Lorsqu’on lui demande s’il ne roule pas pour l’opposition, Paul Chouta répond invariablement et sans détours «Que signifie avoir un penchant pour l’opposition ? Lorsque l’on aura fini de m’expliquer cela, qu’on me dise s’il y a un crime à avoir un penchant pour l’opposition ? Est-ce un délit ? Quelle disposition légale réprime cela ? En quoi cela constitue une infraction ? Vous savez, au Cameroun aujourd’hui, lorsque vous ne partagez pas le même point de vue ou opinion avec certaines personnes ou classe, on vous catalogue d’appartenir à tel ou tel bord politique. Cela ne me surprend plus.
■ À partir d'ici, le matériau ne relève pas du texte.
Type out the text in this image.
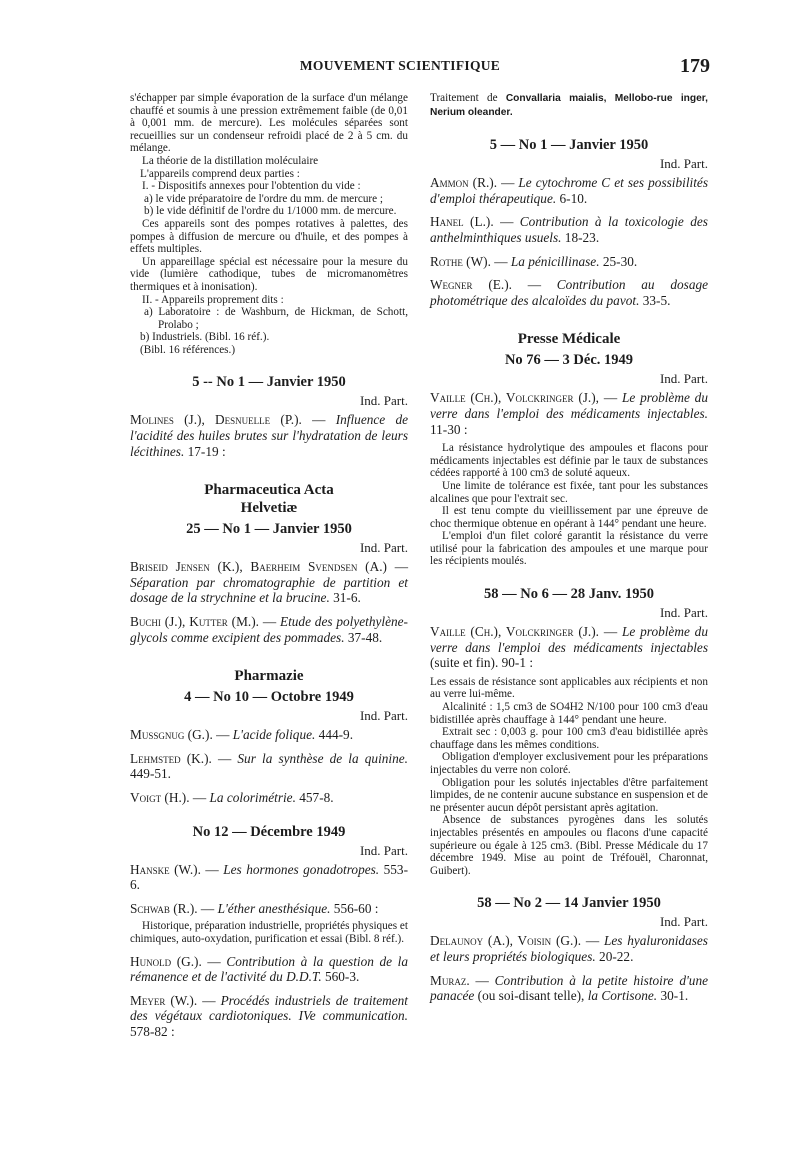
MOUVEMENT SCIENTIFIQUE	179

s'échapper par simple évaporation de la surface d'un mélange chauffé et soumis à une pression extrêmement faible (de 0,01 à 0,001 mm. de mercure). Les molécules séparées sont recueillies sur un condenseur refroidi placé de 2 à 5 cm. du mélange.

La théorie de la distillation moléculaire

L'appareils comprend deux parties :

I. - Dispositifs annexes pour l'obtention du vide :

a) le vide préparatoire de l'ordre du mm. de mercure ;

b) le vide définitif de l'ordre du 1/1000 mm. de mercure.

Ces appareils sont des pompes rotatives à palettes, des pompes à diffusion de mercure ou d'huile, et des pompes à effets multiples.

Un appareillage spécial est nécessaire pour la mesure du vide (lumière cathodique, tubes de micromanomètres thermiques et à inonisation).

II. - Appareils proprement dits :

a) Laboratoire : de Washburn, de Hickman, de Schott, Prolabo ;

b) Industriels. (Bibl. 16 réf.).

(Bibl. 16 références.)

5 -- No 1 — Janvier 1950
Ind. Part.

Molines (J.), Desnuelle (P.). — Influence de l'acidité des huiles brutes sur l'hydratation de leurs lécithines. 17-19 :

Pharmaceutica Acta
Helvetiæ
25 — No 1 — Janvier 1950
Ind. Part.

Briseid Jensen (K.), Baerheim Svendsen (A.) — Séparation par chromatographie de partition et dosage de la strychnine et la brucine. 31-6.

Buchi (J.), Kutter (M.). — Etude des polyethylène-glycols comme excipient des pommades. 37-48.

Pharmazie
4 — No 10 — Octobre 1949
Ind. Part.

Mussgnug (G.). — L'acide folique. 444-9.

Lehmsted (K.). — Sur la synthèse de la quinine. 449-51.

Voigt (H.). — La colorimétrie. 457-8.

No 12 — Décembre 1949
Ind. Part.

Hanske (W.). — Les hormones gonadotropes. 553-6.

Schwab (R.). — L'éther anesthésique. 556-60 :

Historique, préparation industrielle, propriétés physiques et chimiques, auto-oxydation, purification et essai (Bibl. 8 réf.).

Hunold (G.). — Contribution à la question de la rémanence et de l'activité du D.D.T. 560-3.

Meyer (W.). — Procédés industriels de traitement des végétaux cardiotoniques. IVe communication. 578-82 :

Traitement de Convallaria maialis, Mellobo-rue inger, Nerium oleander.

5 — No 1 — Janvier 1950
Ind. Part.

Ammon (R.). — Le cytochrome C et ses possibilités d'emploi thérapeutique. 6-10.

Hanel (L.). — Contribution à la toxicologie des anthelminthiques usuels. 18-23.

Rothe (W). — La pénicillinase. 25-30.

Wegner (E.). — Contribution au dosage photométrique des alcaloïdes du pavot. 33-5.

Presse Médicale
No 76 — 3 Déc. 1949
Ind. Part.

Vaille (Ch.), Volckringer (J.), — Le problème du verre dans l'emploi des médicaments injectables. 11-30 :

La résistance hydrolytique des ampoules et flacons pour médicaments injectables est définie par le taux de substances cédées rapporté à 100 cm3 de soluté aqueux.

Une limite de tolérance est fixée, tant pour les substances alcalines que pour l'extrait sec.

Il est tenu compte du vieillissement par une épreuve de choc thermique obtenue en opérant à 144° pendant une heure.

L'emploi d'un filet coloré garantit la résistance du verre utilisé pour la fabrication des ampoules et une marque pour les récipients moulés.

58 — No 6 — 28 Janv. 1950
Ind. Part.

Vaille (Ch.), Volckringer (J.). — Le problème du verre dans l'emploi des médicaments injectables (suite et fin). 90-1 :

Les essais de résistance sont applicables aux récipients et non au verre lui-même.

Alcalinité : 1,5 cm3 de SO4H2 N/100 pour 100 cm3 d'eau bidistillée après chauffage à 144° pendant une heure.

Extrait sec : 0,003 g. pour 100 cm3 d'eau bidistillée après chauffage dans les mêmes conditions.

Obligation d'employer exclusivement pour les préparations injectables du verre non coloré.

Obligation pour les solutés injectables d'être parfaitement limpides, de ne contenir aucune substance en suspension et de ne présenter aucun dépôt persistant après agitation.

Absence de substances pyrogènes dans les solutés injectables présentés en ampoules ou flacons d'une capacité supérieure ou égale à 125 cm3. (Bibl. Presse Médicale du 17 décembre 1949. Mise au point de Tréfouël, Charonnat, Guibert).

58 — No 2 — 14 Janvier 1950
Ind. Part.

Delaunoy (A.), Voisin (G.). — Les hyaluronidases et leurs propriétés biologiques. 20-22.

Muraz. — Contribution à la petite histoire d'une panacée (ou soi-disant telle), la Cortisone. 30-1.
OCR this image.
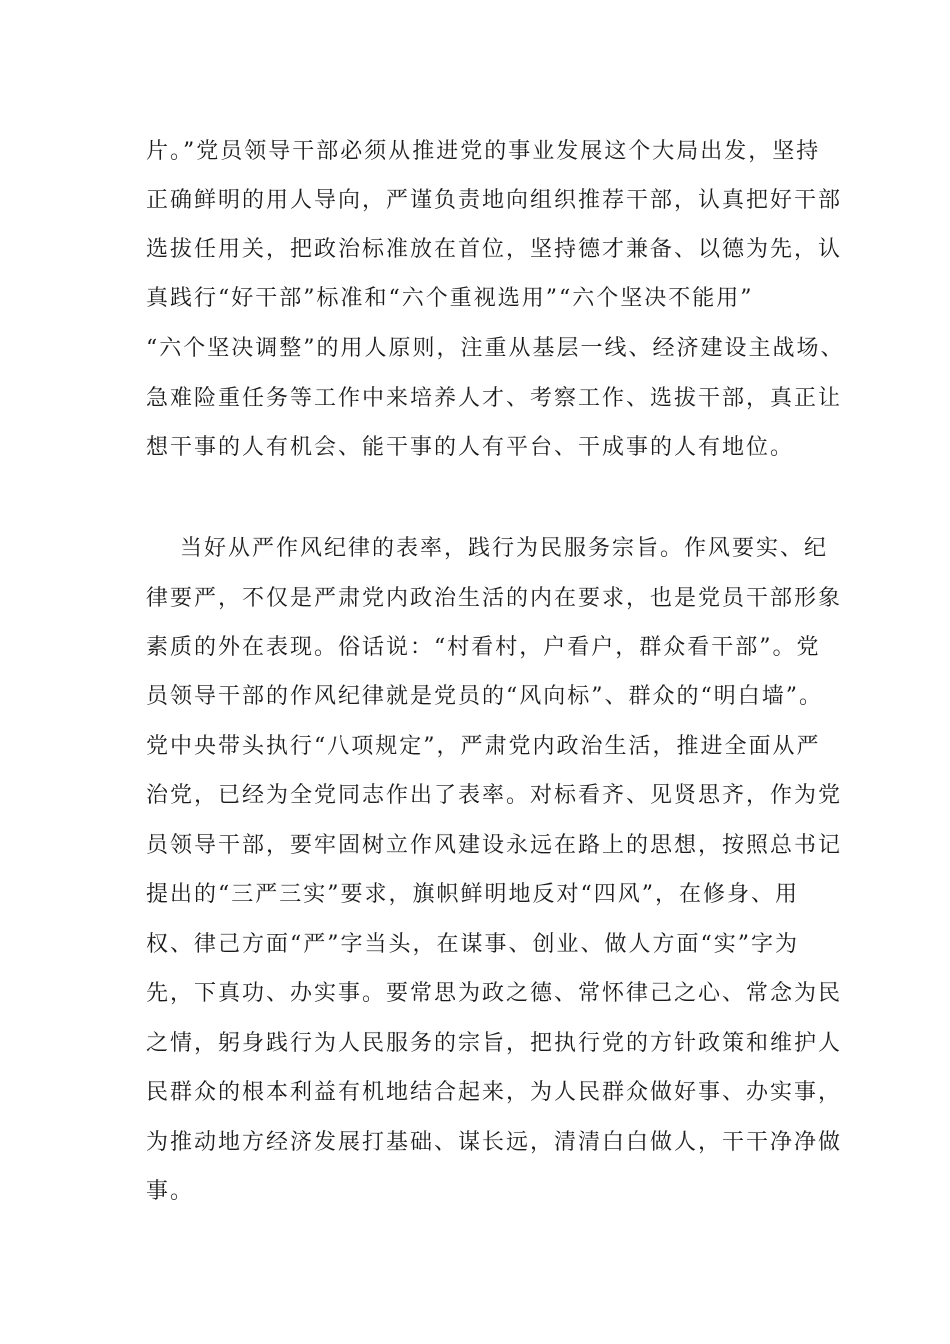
片。”党员领导干部必须从推进党的事业发展这个大局出发，坚持
正确鲜明的用人导向，严谨负责地向组织推荐干部，认真把好干部
选拔任用关，把政治标准放在首位，坚持德才兼备、以德为先，认
真践行“好干部”标准和“六个重视选用”“六个坚决不能用”
“六个坚决调整”的用人原则，注重从基层一线、经济建设主战场、
急难险重任务等工作中来培养人才、考察工作、选拔干部，真正让
想干事的人有机会、能干事的人有平台、干成事的人有地位。
当好从严作风纪律的表率，践行为民服务宗旨。作风要实、纪
律要严，不仅是严肃党内政治生活的内在要求，也是党员干部形象
素质的外在表现。俗话说：“村看村，户看户，群众看干部”。党
员领导干部的作风纪律就是党员的“风向标”、群众的“明白墙”。
党中央带头执行“八项规定”，严肃党内政治生活，推进全面从严
治党，已经为全党同志作出了表率。对标看齐、见贤思齐，作为党
员领导干部，要牢固树立作风建设永远在路上的思想，按照总书记
提出的“三严三实”要求，旗帜鲜明地反对“四风”，在修身、用
权、律己方面“严”字当头，在谋事、创业、做人方面“实”字为
先，下真功、办实事。要常思为政之德、常怀律己之心、常念为民
之情，躬身践行为人民服务的宗旨，把执行党的方针政策和维护人
民群众的根本利益有机地结合起来，为人民群众做好事、办实事，
为推动地方经济发展打基础、谋长远，清清白白做人，干干净净做
事。
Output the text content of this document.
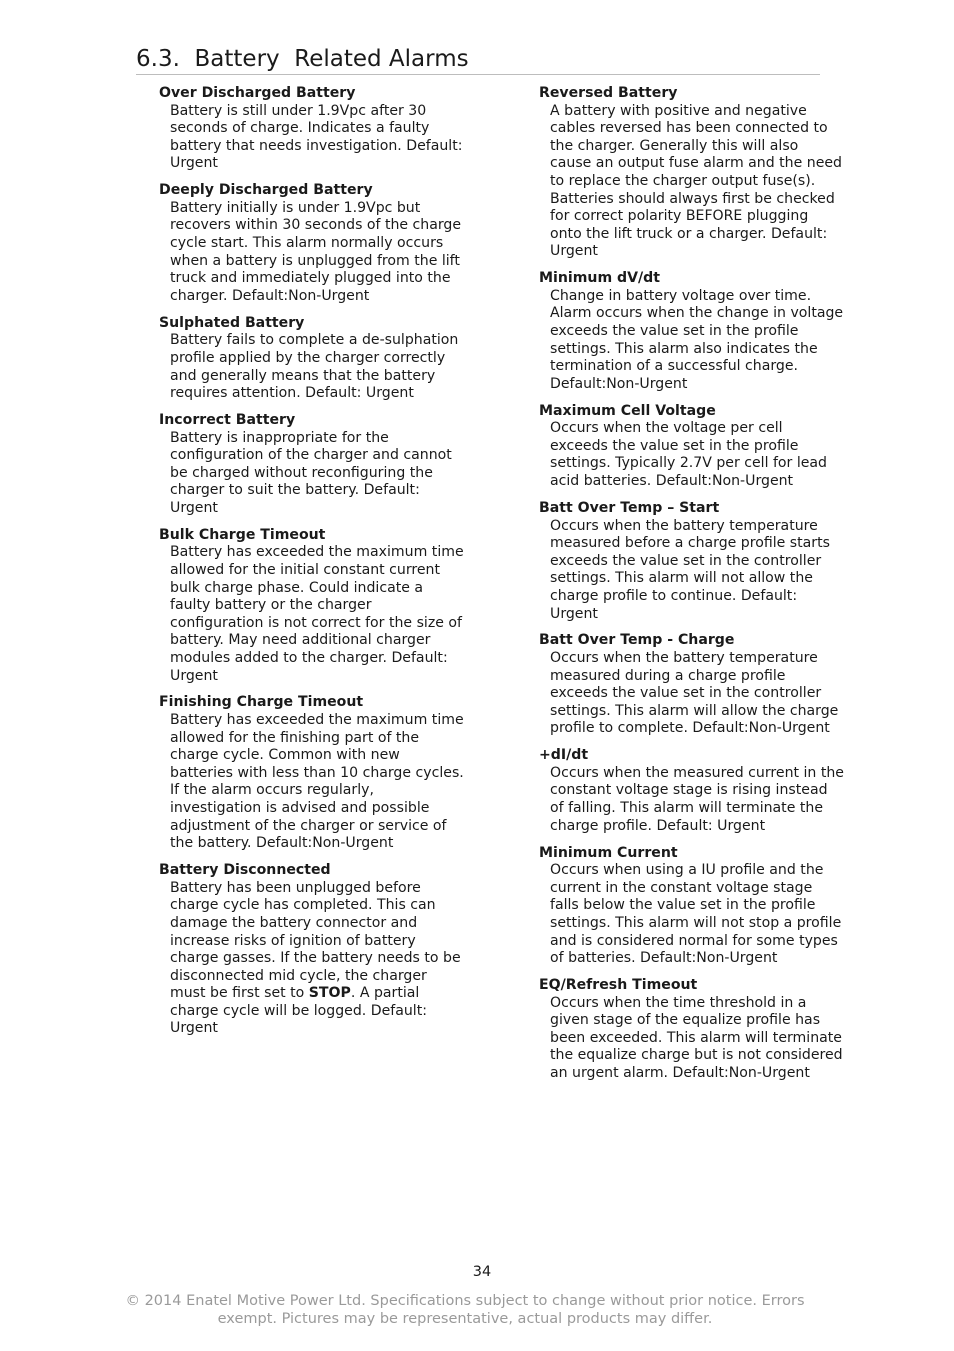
6.3. Battery  Related Alarms
Over Discharged Battery
Battery is still under 1.9Vpc after 30 seconds of charge. Indicates a faulty battery that needs investigation. Default: Urgent
Deeply Discharged Battery
Battery initially is under 1.9Vpc but recovers within 30 seconds of the charge cycle start. This alarm normally occurs when a battery is unplugged from the lift truck and immediately plugged into the charger. Default:Non-Urgent
Sulphated Battery
Battery fails to complete a de-sulphation profile applied by the charger correctly and generally means that the battery requires attention. Default: Urgent
Incorrect Battery
Battery is inappropriate for the configuration of the charger and cannot be charged without reconfiguring the charger to suit the battery. Default: Urgent
Bulk Charge Timeout
Battery has exceeded the maximum time allowed for the initial constant current bulk charge phase. Could indicate a faulty battery or the charger configuration is not correct for the size of battery. May need additional charger modules added to the charger. Default: Urgent
Finishing Charge Timeout
Battery has exceeded the maximum time allowed for the finishing part of the charge cycle. Common with new batteries with less than 10 charge cycles. If the alarm occurs regularly, investigation is advised and possible adjustment of the charger or service of the battery. Default:Non-Urgent
Battery Disconnected
Battery has been unplugged before charge cycle has completed. This can damage the battery connector and increase risks of ignition of battery charge gasses. If the battery needs to be disconnected mid cycle, the charger must be first set to STOP. A partial charge cycle will be logged. Default: Urgent
Reversed Battery
A battery with positive and negative cables reversed has been connected to the charger. Generally this will also cause an output fuse alarm and the need to replace the charger output fuse(s). Batteries should always first be checked for correct polarity BEFORE plugging onto the lift truck or a charger. Default: Urgent
Minimum dV/dt
Change in battery voltage over time. Alarm occurs when the change in voltage exceeds the value set in the profile settings. This alarm also indicates the termination of a successful charge. Default:Non-Urgent
Maximum Cell Voltage
Occurs when the voltage per cell exceeds the value set in the profile settings. Typically 2.7V per cell for lead acid batteries. Default:Non-Urgent
Batt Over Temp – Start
Occurs when the battery temperature measured before a charge profile starts exceeds the value set in the controller settings. This alarm will not allow the charge profile to continue. Default: Urgent
Batt Over Temp - Charge
Occurs when the battery temperature measured during a charge profile exceeds the value set in the controller settings. This alarm will allow the charge profile to complete. Default:Non-Urgent
+dI/dt
Occurs when the measured current in the constant voltage stage is rising instead of falling. This alarm will terminate the charge profile. Default: Urgent
Minimum Current
Occurs when using a IU profile and the current in the constant voltage stage falls below the value set in the profile settings. This alarm will not stop a profile and is considered normal for some types of batteries. Default:Non-Urgent
EQ/Refresh Timeout
Occurs when the time threshold in a given stage of the equalize profile has been exceeded. This alarm will terminate the equalize charge but is not considered an urgent alarm. Default:Non-Urgent
34
© 2014 Enatel Motive Power Ltd. Specifications subject to change without prior notice. Errors
exempt. Pictures may be representative, actual products may differ.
J’assume mes positions dont j’en suis maître. Je n’accepterai jamais que quelqu’un soit le gendarme de mes opinions. Je suis par essence libre et la liberté est une valeur inaliénable et sacrée que Dieu a donnée à chaque être humain. Pour être plus clair, je suis un homme libre et je n’appartiens à personne, sauf au bon Dieu«. Et d’ajouter : «L’information que je voulais également faire passer, c’est qu’en dehors de moi, ma famille est fortement persécutée. Mon frère aîné a été, par exemple, séquestré pendant des heures dans les bureaux de la Délégation Générale à la Sureté Nationale (Dgsn, Ndlr) en mai 2020, alors que j’étais encore en prison. Il a dû fuir la ville de Yaoundé à cause de cela.«. Et de conclure un tantinet méditatif et testamentaire : «Je dirai tout simplement qu’à jamais dans le monde, on a embrigadé, ni enfermé encore moins tué des convictions. Même si je viens à mourir aujourd’hui, je demeurerai immortel, car je suis ravi aujourd’hui de savoir que plusieurs personnes épousent mon combat (…). Mon départ sera comme une graine qui meurt, pourrit et germe pour produire d’autres fruits. (resic)«.Comprenne qui pourra. Une véritable «bouteille à la mer» pour reprendre Alfred de Vigny, dans son célèbre ouvrage «Les destinées». Un tantinet médiatique et de façon testamentaire.